How are they with children?
Dachshunds can be very good with children, provided they are socialized properly when they are puppies. I often let mine play with the children in the neighborhood, including babies, when I first got her (I still do), and I believe, at least in part, this made her very good and tolerant of children of all ages. Still, no matter how good any animal is with children, you should never leave them unsupervised.
Do they bark a lot? What do they sound like?
Once they find their voice (at about 18 months), they have barks that sound like they come from much bigger dogs, making them good watch dogs – not guard dogs (which will actually attack) but watchdogs, which only make a lot of noise.
Do they have any funny habits?
One peculiar thing they do is to roll around in smelly things when they encounter them. This is due to their hunting instinct. While doing this, they are trying to “lose their scent” so that their prey cannot smell them. Chillie tries to do this, but I’m usually pretty quick to detect when she’s about to do it, and I put an end to it rather quickly. (Whenever she gets too interested in something, I know there’s potential trouble!)

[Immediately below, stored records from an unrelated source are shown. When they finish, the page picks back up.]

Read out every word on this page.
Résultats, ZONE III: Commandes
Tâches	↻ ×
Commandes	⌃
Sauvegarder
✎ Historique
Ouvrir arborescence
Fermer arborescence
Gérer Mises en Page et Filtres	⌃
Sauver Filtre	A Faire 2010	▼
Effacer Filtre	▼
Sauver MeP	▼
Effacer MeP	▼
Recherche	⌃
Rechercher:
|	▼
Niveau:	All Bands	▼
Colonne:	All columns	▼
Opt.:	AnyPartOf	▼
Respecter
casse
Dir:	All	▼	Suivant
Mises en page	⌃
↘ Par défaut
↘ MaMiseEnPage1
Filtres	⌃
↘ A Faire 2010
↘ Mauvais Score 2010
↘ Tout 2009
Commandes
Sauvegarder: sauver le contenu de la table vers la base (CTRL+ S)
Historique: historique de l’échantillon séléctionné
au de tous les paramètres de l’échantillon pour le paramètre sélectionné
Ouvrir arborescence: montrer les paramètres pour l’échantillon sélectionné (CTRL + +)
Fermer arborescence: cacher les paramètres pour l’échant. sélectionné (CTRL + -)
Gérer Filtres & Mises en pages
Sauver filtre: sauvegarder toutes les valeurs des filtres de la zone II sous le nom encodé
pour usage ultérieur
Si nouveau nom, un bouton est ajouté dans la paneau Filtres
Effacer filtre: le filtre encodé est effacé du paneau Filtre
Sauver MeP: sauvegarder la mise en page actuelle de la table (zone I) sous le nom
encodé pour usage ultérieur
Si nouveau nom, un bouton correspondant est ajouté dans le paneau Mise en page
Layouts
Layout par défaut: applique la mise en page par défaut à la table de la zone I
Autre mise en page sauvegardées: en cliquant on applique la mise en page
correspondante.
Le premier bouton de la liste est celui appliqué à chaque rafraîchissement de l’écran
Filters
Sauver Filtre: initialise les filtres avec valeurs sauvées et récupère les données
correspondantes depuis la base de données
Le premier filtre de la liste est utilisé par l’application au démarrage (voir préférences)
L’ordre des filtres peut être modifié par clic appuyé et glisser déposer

Another carry-over from their hunting days is that they love to dig. Although this trait is usually seen outdoors, it also follows them into the house, where they like to tunnel through blankets until they get it “just right.”
Tell me, do they shed, are they clean, and do they smell?
They are medium shedders, relatively clean, and they have little or no doggy odor. They don’t need to be bathed often (less than once a month, unless, of course, they’ve gotten into something, which they’re known to do).
How much exercise do they need?
They require a modest amount of exercise. Two walks of moderate distance (each about 1/2 mile) a day should be pretty good. More if you’re so inclined. They’re a long-lived breed, which can live up to 16 years or more with proper care.
Because they are such social creatures, they don’t do well as outdoor dogs – they need to be with their humans.
Are there any other Dachshund resources on the net?
There are many resources on the net, and they frequently change. I would recommend doing a search on Dachshunds using your favorite search engine. One resource that I’m quite fond of is the Dodger List, which is a great place to learn about disc problems, and to find a ramp for your Dachshund. The Dachshund Club or America is also a useful site to look at for additional information.
It sounds like a Dachshund is the dog for me. Where can I get one?
If you decide that a Dachshund is the breed for you, you have several options. If you want to buy from a breeder, then please only buy from a reputable breeder (which you might be able to locate by contacting the Dachshund Club of America), where you can talk to the breeder, learn more about the breed, and meet the parents of the puppies.
A good breeder will ask as many questions of you, as you should of him or her. Being such a popular breed, I’m sure there are breeders who are more interested in making money than breeding well-tempered, healthy dogs.
By asking lots of questions of a potential breeder, you can weed out the bad ones from the good ones. Better yet, consider saving a dog by adopting from a local Dachshund rescue league, or rescuing a Dachshund from a local animal shelter.
There are many terrific regional rescue organizations (too many to list), but a couple of national ones are Coast to Coast Dachshund Rescue and Dachshund Rescue of North America. With proper care, socialization, and training, they can be wonderful companions for many, many years.